Parkinson's disease (PD) is a complex disease that is often treated with dopaminergic medications such as carbidopa-levodopa and now with innovative interventions such as deep brain stimulation (DBS). While PD frequently presents with depression and apathy, research must elucidate whether its treatment modalities have an additive or synergistic effect that can lead to an increased suicide risk. DBS has been associated with depression, behavioral changes, and suicidality while dopaminergic treatment has also been shown to cause behavioral changes such as hypersexuality and impulsivity. Considering the now frequent practice of utilizing both DBS and carbidopa-levodopa to treat PD, it is crucial to understand how to properly manage PD patients who are displaying this overlap in symptomology.

CASE REPORT

A 56-year-old Caucasian male with a 6-year diagnosis of PD who was being treated with high dose carbidopa-levodopa and left DBS of the ventral intermediate nucleus (VIM) presented after a suicide attempt.
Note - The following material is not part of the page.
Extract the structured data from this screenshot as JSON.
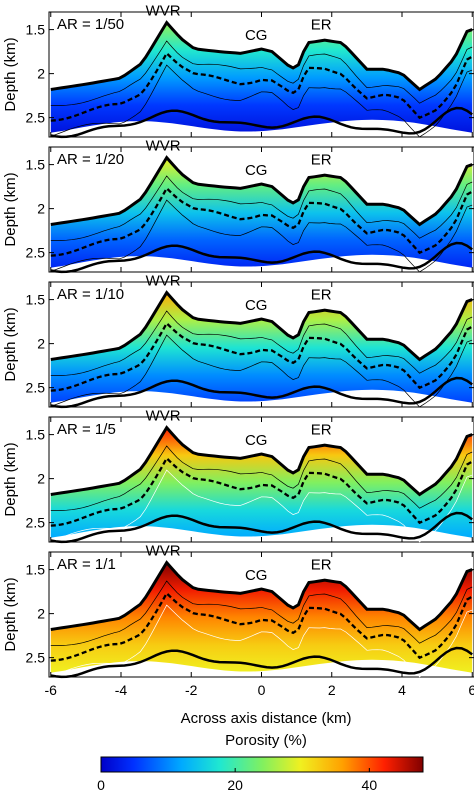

The patient was found to be severely depressed and had exhibited behavioral changes in the weeks leading up to the attempt. Imaging was performed to assess positional changes of DBS and carbidopa-levodopa dosage adjusted while under close observation in the inpatient unit. The patient was started on fluoxetine to treat the depressive symptoms and was eventually discharged with close monitoring.

DISCUSSION

With PD and DBS being associated with behavioral changes and depressive symptoms and carbidopa-levodopa therapy being linked to behavioral changes such as impulsivity, it is important that these patients be closely monitored and research analyzes how these factors may interact and lead to an increased risk of suicide. Furthermore, when symptoms appear, a clear protocol must be established on managing these patients. We therefore recommend an approach that utilizes imaging to assess any changes in DBS placement, dose management of carbidopa-levodopa, and behavior monitoring in an inpatient setting.

摘要

引言

帕金森病(PD)是一种复杂的疾病,通常使用多巴胺能药物如卡比多巴 - 左旋多巴进行治疗,如今还采用深部脑刺激(DBS)等创新干预措施。虽然帕金森病常伴有抑郁和冷漠,但研究必须阐明其治疗方式是否具有累加或协同效应,从而导致自杀风险增加。深部脑刺激与抑郁、行为改变和自杀倾向有关,而多巴胺能治疗也已被证明会引起诸如性欲亢进和冲动等行为改变。鉴于目前同时使用深部脑刺激和卡比多巴 - 左旋多巴治疗帕金森病的情况很常见,了解如何妥善管理出现这种症状重叠的帕金森病患者至关重要。

病例报告

一名56岁的白种男性,患帕金森病6年,正在接受高剂量卡比多巴 - 左旋多巴治疗,并接受了腹中间核(VIM)的左侧深部脑刺激,在一次自杀未遂后前来就诊。发现该患者严重抑郁,在自杀未遂前几周就出现了行为改变。进行了影像学检查以评估深部脑刺激的位置变化,并在住院部密切观察的同时调整了卡比多巴 - 左旋多巴的剂量。该患者开始服用氟西汀治疗抑郁症状,最终在密切监测下出院。

讨论

由于帕金森病和深部脑刺激与行为改变及抑郁症状有关,且卡比多巴 - 左旋多巴治疗与冲动等行为改变有关,因此密切监测这些患者非常重要,并且研究应分析这些因素如何相互作用并导致自杀风险增加。此外,当症状出现时,必须制定明确的方案来管理这些患者。因此,我们建议采用一种方法,利用影像学评估深部脑刺激植入位置的任何变化、卡比多巴 - 左旋多巴的剂量管理以及在住院环境中的行为监测。